Forget the AI arms race. The most interesting startups right now are going rogue—and they're actually trying to get you to stop scrolling.
Mirror founder Brynn Putnam just raised funding for Board, a startup focused on bringing people together through in-person games and actual social experiences. Revolutionary concept in 2026, apparently.
But Putnam isn't alone in this quiet rebellion. Cyberdeck creators—DIY computer enthusiasts crafting whimsical, lo-fi machines—are going absolutely viral on the internet by literally encouraging users to touch grass. Yes, you read that right: the internet is obsessed with not being on the internet.
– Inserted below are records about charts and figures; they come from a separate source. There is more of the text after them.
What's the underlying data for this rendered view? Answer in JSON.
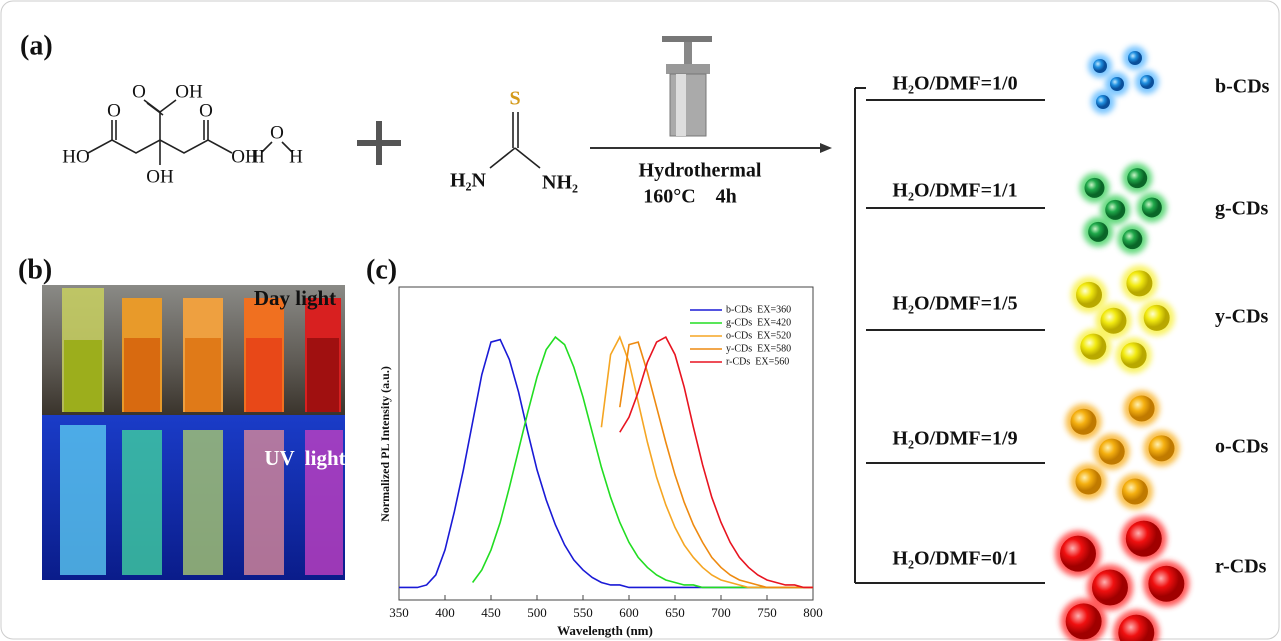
{
  "figure": {
    "panel_a": "(a)",
    "panel_b": "(b)",
    "citric_acid": [
      "HO",
      "O",
      "O",
      "OH",
      "O",
      "OH",
      "OH"
    ],
    "water": [
      "H",
      "O",
      "H"
    ],
    "thiourea": [
      "S",
      "H₂N",
      "NH₂"
    ],
    "condition": "Hydrothermal",
    "temperature_time": "160°C    4h",
    "solvents": [
      "H₂O/DMF=1/0",
      "H₂O/DMF=1/1",
      "H₂O/DMF=1/5",
      "H₂O/DMF=1/9",
      "H₂O/DMF=0/1"
    ],
    "products": [
      "b-CDs",
      "g-CDs",
      "y-CDs",
      "o-CDs",
      "r-CDs"
    ],
    "photo_day": "Day light",
    "photo_uv": "UV  light"
  },
  "chart_data": {
    "type": "line",
    "panel": "(c)",
    "x_label": "Wavelength (nm)",
    "y_label": "Normalized PL Intensity (a.u.)",
    "xlim": [
      350,
      800
    ],
    "ylim": [
      -0.05,
      1.2
    ],
    "xticks": [
      350,
      400,
      450,
      500,
      550,
      600,
      650,
      700,
      750,
      800
    ],
    "x": [
      350,
      360,
      370,
      380,
      390,
      400,
      410,
      420,
      430,
      440,
      450,
      460,
      470,
      480,
      490,
      500,
      510,
      520,
      530,
      540,
      550,
      560,
      570,
      580,
      590,
      600,
      610,
      620,
      630,
      640,
      650,
      660,
      670,
      680,
      690,
      700,
      710,
      720,
      730,
      740,
      750,
      760,
      770,
      780,
      790,
      800
    ],
    "series": [
      {
        "name": "b-CDs  EX=360",
        "color": "#1a1ad6",
        "values": [
          0,
          0,
          0,
          0.01,
          0.05,
          0.15,
          0.3,
          0.47,
          0.66,
          0.85,
          0.98,
          0.99,
          0.91,
          0.78,
          0.62,
          0.47,
          0.35,
          0.25,
          0.17,
          0.11,
          0.07,
          0.04,
          0.02,
          0.01,
          0.01,
          0,
          0,
          0,
          0,
          0,
          0,
          0,
          0,
          0,
          0,
          0,
          0,
          0,
          0,
          0,
          0,
          0,
          0,
          0,
          0,
          0
        ]
      },
      {
        "name": "g-CDs  EX=420",
        "color": "#22dd22",
        "values": [
          null,
          null,
          null,
          null,
          null,
          null,
          null,
          null,
          0.02,
          0.07,
          0.15,
          0.26,
          0.4,
          0.55,
          0.7,
          0.84,
          0.95,
          1.0,
          0.97,
          0.88,
          0.76,
          0.62,
          0.48,
          0.36,
          0.26,
          0.18,
          0.12,
          0.08,
          0.05,
          0.03,
          0.02,
          0.01,
          0.01,
          0,
          0,
          0,
          0,
          0,
          0,
          0,
          0,
          0,
          0,
          0,
          0,
          0
        ]
      },
      {
        "name": "o-CDs  EX=520",
        "color": "#f5a623",
        "values": [
          null,
          null,
          null,
          null,
          null,
          null,
          null,
          null,
          null,
          null,
          null,
          null,
          null,
          null,
          null,
          null,
          null,
          null,
          null,
          null,
          null,
          null,
          0.64,
          0.93,
          1.0,
          0.9,
          0.74,
          0.58,
          0.44,
          0.33,
          0.24,
          0.17,
          0.12,
          0.08,
          0.05,
          0.03,
          0.02,
          0.01,
          0,
          0,
          0,
          0,
          0,
          0,
          0,
          0
        ]
      },
      {
        "name": "y-CDs  EX=580",
        "color": "#ee8a10",
        "values": [
          null,
          null,
          null,
          null,
          null,
          null,
          null,
          null,
          null,
          null,
          null,
          null,
          null,
          null,
          null,
          null,
          null,
          null,
          null,
          null,
          null,
          null,
          null,
          null,
          0.72,
          0.97,
          0.98,
          0.86,
          0.72,
          0.58,
          0.45,
          0.34,
          0.25,
          0.18,
          0.12,
          0.08,
          0.05,
          0.03,
          0.02,
          0.01,
          0,
          0,
          0,
          0,
          0,
          0
        ]
      },
      {
        "name": "r-CDs  EX=560",
        "color": "#e81420",
        "values": [
          null,
          null,
          null,
          null,
          null,
          null,
          null,
          null,
          null,
          null,
          null,
          null,
          null,
          null,
          null,
          null,
          null,
          null,
          null,
          null,
          null,
          null,
          null,
          null,
          0.62,
          0.68,
          0.78,
          0.9,
          0.98,
          1.0,
          0.93,
          0.8,
          0.64,
          0.49,
          0.36,
          0.26,
          0.18,
          0.12,
          0.08,
          0.05,
          0.03,
          0.02,
          0.01,
          0.01,
          0,
          0
        ]
      }
    ]
  }
}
This isn't just backlash against the algorithm gods. Insiders and venture capitalists are genuinely drawn to startups that feel more human. More tactile. Less algorithmic doom-scroll.
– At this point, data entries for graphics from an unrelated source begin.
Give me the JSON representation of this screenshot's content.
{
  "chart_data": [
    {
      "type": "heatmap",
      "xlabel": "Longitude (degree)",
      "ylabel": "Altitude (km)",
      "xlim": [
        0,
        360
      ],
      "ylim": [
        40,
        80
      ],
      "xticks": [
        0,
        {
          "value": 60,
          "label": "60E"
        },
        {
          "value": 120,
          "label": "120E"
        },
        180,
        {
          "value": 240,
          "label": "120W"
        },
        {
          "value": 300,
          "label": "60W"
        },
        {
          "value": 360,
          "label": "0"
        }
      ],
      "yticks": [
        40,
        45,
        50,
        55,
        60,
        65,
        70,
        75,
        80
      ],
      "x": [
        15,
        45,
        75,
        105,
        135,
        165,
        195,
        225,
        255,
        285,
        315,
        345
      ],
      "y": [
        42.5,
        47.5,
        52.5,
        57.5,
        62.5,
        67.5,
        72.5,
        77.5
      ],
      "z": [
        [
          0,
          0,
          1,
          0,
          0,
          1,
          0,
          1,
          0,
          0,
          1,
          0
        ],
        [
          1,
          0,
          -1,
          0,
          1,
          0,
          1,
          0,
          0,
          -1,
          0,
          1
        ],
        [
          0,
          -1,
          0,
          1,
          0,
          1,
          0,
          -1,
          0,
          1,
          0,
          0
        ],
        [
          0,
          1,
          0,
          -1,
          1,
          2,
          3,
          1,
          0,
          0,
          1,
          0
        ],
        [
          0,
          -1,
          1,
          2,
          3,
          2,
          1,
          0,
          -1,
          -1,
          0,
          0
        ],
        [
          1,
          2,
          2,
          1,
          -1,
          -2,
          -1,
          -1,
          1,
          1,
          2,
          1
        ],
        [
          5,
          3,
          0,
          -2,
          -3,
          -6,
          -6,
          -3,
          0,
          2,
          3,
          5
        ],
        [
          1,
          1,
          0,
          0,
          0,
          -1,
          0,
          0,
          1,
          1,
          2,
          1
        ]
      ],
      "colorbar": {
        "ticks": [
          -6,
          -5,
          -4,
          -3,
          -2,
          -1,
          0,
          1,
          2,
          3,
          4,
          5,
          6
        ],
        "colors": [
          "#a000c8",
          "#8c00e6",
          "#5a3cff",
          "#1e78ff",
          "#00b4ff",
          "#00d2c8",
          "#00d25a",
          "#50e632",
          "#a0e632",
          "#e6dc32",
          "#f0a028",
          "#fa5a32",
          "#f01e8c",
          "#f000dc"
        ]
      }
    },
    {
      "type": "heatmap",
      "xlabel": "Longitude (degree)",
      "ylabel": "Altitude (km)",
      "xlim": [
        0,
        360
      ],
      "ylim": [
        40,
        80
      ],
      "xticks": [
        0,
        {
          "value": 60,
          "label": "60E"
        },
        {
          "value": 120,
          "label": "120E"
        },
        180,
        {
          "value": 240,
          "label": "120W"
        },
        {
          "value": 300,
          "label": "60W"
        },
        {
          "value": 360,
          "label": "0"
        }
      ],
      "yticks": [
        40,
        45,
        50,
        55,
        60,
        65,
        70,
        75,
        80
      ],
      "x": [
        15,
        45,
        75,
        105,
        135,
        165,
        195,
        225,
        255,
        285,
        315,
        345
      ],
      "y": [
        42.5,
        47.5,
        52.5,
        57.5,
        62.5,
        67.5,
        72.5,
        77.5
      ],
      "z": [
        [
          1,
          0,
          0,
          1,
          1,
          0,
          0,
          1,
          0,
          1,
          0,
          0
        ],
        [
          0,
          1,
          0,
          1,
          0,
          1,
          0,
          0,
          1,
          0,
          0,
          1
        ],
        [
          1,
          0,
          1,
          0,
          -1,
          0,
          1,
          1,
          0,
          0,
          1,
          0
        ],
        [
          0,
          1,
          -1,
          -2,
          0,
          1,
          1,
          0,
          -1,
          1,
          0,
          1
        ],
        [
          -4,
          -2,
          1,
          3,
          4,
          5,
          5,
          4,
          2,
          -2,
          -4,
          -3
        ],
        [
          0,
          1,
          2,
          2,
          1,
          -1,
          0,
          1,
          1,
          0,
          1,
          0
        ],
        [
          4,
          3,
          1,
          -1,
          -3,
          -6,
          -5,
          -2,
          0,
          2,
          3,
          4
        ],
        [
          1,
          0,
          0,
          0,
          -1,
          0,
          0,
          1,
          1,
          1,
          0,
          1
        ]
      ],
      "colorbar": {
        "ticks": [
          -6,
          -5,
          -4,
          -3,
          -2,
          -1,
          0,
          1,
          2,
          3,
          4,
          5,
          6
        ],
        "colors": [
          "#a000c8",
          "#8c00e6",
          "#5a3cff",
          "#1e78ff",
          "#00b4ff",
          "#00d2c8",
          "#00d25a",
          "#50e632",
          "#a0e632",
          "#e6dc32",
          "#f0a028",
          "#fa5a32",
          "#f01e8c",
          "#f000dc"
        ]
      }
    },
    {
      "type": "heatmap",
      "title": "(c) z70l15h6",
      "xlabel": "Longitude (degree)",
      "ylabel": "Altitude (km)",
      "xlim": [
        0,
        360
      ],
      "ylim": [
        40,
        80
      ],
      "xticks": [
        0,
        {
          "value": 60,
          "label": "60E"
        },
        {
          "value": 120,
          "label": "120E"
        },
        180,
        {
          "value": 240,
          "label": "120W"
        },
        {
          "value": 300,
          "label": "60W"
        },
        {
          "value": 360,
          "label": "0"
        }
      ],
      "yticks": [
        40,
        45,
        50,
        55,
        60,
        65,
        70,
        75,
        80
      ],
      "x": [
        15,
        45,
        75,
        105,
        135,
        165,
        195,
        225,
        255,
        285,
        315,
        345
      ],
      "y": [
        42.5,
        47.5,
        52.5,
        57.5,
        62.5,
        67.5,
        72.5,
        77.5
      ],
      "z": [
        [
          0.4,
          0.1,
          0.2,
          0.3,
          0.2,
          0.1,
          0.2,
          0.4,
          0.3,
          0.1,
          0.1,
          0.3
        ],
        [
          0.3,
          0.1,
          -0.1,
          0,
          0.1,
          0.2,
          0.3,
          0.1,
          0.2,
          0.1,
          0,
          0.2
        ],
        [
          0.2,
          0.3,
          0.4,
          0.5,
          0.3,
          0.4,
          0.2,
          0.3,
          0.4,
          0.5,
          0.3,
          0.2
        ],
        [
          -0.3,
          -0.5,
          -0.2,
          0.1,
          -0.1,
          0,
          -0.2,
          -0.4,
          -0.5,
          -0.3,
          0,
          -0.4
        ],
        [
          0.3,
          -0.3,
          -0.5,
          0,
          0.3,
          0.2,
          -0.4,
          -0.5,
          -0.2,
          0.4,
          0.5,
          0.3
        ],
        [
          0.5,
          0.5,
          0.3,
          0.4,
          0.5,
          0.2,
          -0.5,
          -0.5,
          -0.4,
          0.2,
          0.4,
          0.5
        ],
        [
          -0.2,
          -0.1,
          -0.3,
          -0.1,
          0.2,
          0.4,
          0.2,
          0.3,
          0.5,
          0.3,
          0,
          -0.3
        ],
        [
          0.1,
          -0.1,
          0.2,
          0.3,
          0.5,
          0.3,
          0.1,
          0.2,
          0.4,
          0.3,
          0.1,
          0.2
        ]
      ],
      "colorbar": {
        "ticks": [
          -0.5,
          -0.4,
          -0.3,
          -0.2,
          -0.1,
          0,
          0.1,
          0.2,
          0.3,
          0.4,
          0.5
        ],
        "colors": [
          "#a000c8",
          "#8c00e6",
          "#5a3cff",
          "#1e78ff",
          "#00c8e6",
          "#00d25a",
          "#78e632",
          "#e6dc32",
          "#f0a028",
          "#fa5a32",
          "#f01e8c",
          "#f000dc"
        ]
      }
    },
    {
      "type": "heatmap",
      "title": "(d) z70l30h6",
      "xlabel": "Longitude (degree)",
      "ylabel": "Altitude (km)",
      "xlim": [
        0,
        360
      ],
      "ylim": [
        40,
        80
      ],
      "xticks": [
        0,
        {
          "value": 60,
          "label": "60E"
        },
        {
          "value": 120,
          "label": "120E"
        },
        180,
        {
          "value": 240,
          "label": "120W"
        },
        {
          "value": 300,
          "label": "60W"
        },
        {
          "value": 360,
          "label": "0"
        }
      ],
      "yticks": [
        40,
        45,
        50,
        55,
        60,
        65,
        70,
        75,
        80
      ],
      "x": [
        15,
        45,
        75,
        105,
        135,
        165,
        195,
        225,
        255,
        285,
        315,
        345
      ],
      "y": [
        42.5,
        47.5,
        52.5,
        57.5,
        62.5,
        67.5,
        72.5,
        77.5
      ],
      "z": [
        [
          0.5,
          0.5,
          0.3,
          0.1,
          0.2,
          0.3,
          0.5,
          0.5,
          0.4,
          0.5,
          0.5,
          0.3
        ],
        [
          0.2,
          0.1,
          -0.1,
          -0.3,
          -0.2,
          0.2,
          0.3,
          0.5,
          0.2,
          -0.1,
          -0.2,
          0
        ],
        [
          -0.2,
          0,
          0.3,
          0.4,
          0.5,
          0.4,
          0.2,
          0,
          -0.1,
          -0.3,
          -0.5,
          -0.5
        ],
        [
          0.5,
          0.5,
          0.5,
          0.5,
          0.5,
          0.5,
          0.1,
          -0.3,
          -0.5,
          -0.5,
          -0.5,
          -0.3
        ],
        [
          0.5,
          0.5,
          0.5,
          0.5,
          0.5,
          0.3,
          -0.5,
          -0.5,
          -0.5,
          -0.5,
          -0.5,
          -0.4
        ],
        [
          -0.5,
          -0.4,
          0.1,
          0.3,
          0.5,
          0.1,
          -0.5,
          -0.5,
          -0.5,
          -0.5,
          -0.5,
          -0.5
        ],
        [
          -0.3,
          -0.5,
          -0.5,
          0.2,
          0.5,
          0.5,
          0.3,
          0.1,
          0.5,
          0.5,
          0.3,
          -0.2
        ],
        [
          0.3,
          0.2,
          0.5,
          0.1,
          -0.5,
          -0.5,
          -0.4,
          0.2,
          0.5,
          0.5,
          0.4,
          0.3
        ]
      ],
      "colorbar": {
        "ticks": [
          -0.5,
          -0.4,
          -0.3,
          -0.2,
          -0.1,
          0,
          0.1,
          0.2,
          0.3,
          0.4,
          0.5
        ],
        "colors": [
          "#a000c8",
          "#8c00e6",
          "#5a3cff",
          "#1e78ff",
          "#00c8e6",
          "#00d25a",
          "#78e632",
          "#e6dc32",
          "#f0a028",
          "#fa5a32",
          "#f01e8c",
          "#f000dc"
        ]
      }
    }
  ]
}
Meanwhile, the AI fundraising machine is still breaking its own records. Alphabet just flexed an $80 billion raise, and Anthropic is quietly filing for an IPO. But even as the money keeps flooding into AI, a growing wave of founders are building in the opposite direction—what some are calling the "together tech" and "slow tech" movements.
According to TechCrunch's Equity podcast hosts Kirsten Korosec, Anthony Ha, and Sean O'Kane, this shift signals something deeper: founders and investors are starting to ask if all those AI billions are actually flowing back to the same Big Tech players, or if there's real innovation happening elsewhere.
The question now? Can Brynn Putnam and the anti-phone startup wave actually compete with the AI tsunami, or is this just a blip before the next hype cycle takes over?